7 雨の降る森
7 雨の降る森
寝転がった時、緑葉の隙間から雲一つない空が見えた。
夏のゲリラ豪雨に襲われることも多かったここ数日。
大きく伸びをした僕は、やっぱり晴れた空の方が心地良いと呑気に鼻歌を歌い始める。
フンフンフン、と。
何て静かで穏やかな空間なんだろう。
ここにあるのは虫の音に、鳥のさえずり、緑の囁き。
それだけで。
奏でられているのは自然のハーモニー。溶け込むように僕は歌い方を変えた。
「タラララン、ラン、ラン」
ノッてきた。
だが、気持ちよく口ずさんでいたはずの僕は次の瞬間、「わぁ!」と大きな声を上げることになる。
「どうしたのさ」
この辺りに住んでいる野兎が突然僕の元に駆け込んできたのだ。
演奏会を邪魔された僕は少し不満げに言う。
だが言われた本人…本兎はどこ吹く風…とっくに走り去ってしまった。
「何だったの…?」
ぼやく僕。しかし一人きりでいるのに返事が来るはずもなく…代わりといわんばかりに答えてくれたのはヒュウと激しい音を鳴らす強風。

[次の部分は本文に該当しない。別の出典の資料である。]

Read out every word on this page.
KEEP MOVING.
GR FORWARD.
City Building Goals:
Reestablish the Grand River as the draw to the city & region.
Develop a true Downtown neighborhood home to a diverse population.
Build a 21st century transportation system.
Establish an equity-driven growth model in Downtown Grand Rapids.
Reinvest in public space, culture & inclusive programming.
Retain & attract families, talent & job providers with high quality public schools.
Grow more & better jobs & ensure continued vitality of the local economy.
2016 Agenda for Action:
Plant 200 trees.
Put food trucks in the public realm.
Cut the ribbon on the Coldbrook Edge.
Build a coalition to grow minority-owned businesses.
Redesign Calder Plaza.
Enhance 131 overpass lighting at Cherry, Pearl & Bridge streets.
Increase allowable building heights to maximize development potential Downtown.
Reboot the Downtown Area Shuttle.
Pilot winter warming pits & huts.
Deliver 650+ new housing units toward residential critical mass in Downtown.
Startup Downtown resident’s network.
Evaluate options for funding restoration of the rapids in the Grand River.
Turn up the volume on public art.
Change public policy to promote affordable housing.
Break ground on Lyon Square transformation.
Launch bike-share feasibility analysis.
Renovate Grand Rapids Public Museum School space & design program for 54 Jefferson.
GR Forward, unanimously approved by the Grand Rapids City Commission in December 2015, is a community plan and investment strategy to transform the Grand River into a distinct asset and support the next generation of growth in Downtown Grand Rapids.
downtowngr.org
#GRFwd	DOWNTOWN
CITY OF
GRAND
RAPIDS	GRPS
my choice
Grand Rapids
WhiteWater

一斉に周りの木々が葉を大きく揺らし、僕は上半身だけ起き上げた。
その時だった。
「こんなところで何してるの?」
今度は自然音ではない、人の…女の人の声が辺りに響いた。
驚いた僕が振り返ると、先程野兎が駆けてきた方向からその人は姿を現した。
風に靡く…初めて見る夜空色の髪に、澄み切った静けさをたたえた瞳。
歩いているうちに暑くなったのか、邪魔になったのか…一つに纏められた髪の隙間から覗く耳には深紅のイヤリング。
昼間だというのに手にはランタンを持ち。
彼女の纏う雰囲気は観光客というより、まるで旅人。
「え?」
僕は隠しきれない驚きから思わず素っ頓狂な声を上げた。
女の人はそのまま僕の隣まで歩いて来ると、体に付いた葉を落としてから、もう一度僕に尋ねた。
「一人で、ここで何してるの?」
その声色は森の奥に一人でいる子供を怒っているようなものではなくて。
どちらかといえば。
女の人の瞳がやけに胸に突き刺さる。
とっさに返事ができなくて、僕は言葉を詰まらせた。
僕は…僕は。
答えを探すように暫しの間、少年は目を閉じた。
「僕は…ここで……」
僕はここで何をしているんだっけ
再び吹いた強い突風が二人の間を駆け抜けた。